近年來, 快閃式記憶體廣泛地應用於可攜式電子產品的資料儲存上，如數位相機與筆記型電腦。雖然到目前為止在市場上有許多不同類型的快閃記憶體元件被發表，但堆疊閘極式快閃記憶體仍是低功率及高速快閃記憶體產品的主流及最有潛力的人選。然而就一個先進快內式記憶體設計來說，資料保存的可靠性是主要的考量重點。在過去，多晶矽間的氧化層-氮矽化合物-氧化層(ONO interpoly)的厚度設計是主要課題，而且多著重在薄化氮矽化合物層(Silicon nitride)與厚化頂氧化層(Top oxide)及底氧化層(Bottom oxide)的厚度。在本研究論文中，我們首先報告多晶矽間的介電質在正、負極性下的電性特性，而且會和單一氧化層介電質作一個比較。根據實驗結果，我們將提出非對稱式多晶矽間的介電質的傳導機制，此機制將著重於正、負偏壓下電子和電洞的複合效應。再者，我們會討論到多晶矽間的氧化層-氮矽化合物-氧化層對堆疊閘極式快閃記憶體電荷流失之影響。我們認為元件經過1000次循後後電荷流失量增加，這是由於陷入多晶矽間的介電質電子數目增加所致。在參考上述所提的傳導機制而改良的操作條件下，我們成功地將多晶矽間的介電質所陷入的電子數目減少，進一步地改善快閃記憶體的電荷流失現象。

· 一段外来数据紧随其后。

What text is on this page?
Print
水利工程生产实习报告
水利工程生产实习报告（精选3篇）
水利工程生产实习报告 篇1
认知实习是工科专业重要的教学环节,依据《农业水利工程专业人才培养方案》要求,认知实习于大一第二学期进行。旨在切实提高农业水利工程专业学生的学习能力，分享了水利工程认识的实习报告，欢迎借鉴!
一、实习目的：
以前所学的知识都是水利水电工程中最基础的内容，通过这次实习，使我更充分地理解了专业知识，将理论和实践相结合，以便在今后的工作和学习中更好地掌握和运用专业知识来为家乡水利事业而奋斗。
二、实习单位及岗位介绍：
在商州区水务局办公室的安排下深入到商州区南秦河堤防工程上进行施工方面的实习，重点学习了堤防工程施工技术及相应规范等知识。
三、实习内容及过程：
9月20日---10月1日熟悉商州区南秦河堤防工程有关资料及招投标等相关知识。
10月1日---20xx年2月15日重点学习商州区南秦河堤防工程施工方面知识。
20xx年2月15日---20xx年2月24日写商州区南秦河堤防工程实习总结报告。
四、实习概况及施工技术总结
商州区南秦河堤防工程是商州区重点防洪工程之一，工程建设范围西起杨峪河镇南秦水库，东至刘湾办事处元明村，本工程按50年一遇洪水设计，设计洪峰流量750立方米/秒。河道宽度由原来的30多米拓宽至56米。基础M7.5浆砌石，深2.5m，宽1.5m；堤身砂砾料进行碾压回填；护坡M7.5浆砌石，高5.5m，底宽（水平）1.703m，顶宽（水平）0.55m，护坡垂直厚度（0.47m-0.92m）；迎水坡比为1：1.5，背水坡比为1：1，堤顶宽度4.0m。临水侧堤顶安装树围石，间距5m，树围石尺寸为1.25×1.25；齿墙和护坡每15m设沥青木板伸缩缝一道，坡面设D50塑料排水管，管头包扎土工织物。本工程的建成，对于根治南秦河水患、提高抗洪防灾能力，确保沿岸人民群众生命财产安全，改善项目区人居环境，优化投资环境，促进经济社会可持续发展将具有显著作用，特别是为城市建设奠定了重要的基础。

Recently, the Flash memory has received much attention for application to the digital cameras and notebooks as portable mass storage. Although many different Flash cell variations have been reported and introduced into the market place so far, stacked-gate flash memory is still considered as a potential candidate and mainstream for low power and high-speed Flash memory products. However, for the design of advanced flash memory devices, the reliability of data retention is a major concern. In the past, the thickness of ONO (Oxide-Nitride-Oxide) interpoly was regarded as the key issue, and it was mainly focused on thinning the nitride and thickening the top and bottom oxide. In this thesis, first we report electrical characteristics of the ONO dielectric films under both stress polarities, and characteristics of the oxide films are taken as reference. From the experimental results, conduction mechanism of asymmetric ONO dielectric is proposed in this study, which is concentrated on hole-electron recombination under positive and negative stressing. Moreover, the effect of ONO (Oxide-Nitride-Oxide) interpoly on charge loss in stacked-gate flash memory is discussed. We claim that increase of charge loss after 1000 program/erase cycles is cause by electrons trapped in the ONO interpoly. With changed operation conditions according to conduction mechanism model, we successfully reduce the number of electrons trapped in ONO interpoly, and then decrease charge loss phenomenon of the flash memory device.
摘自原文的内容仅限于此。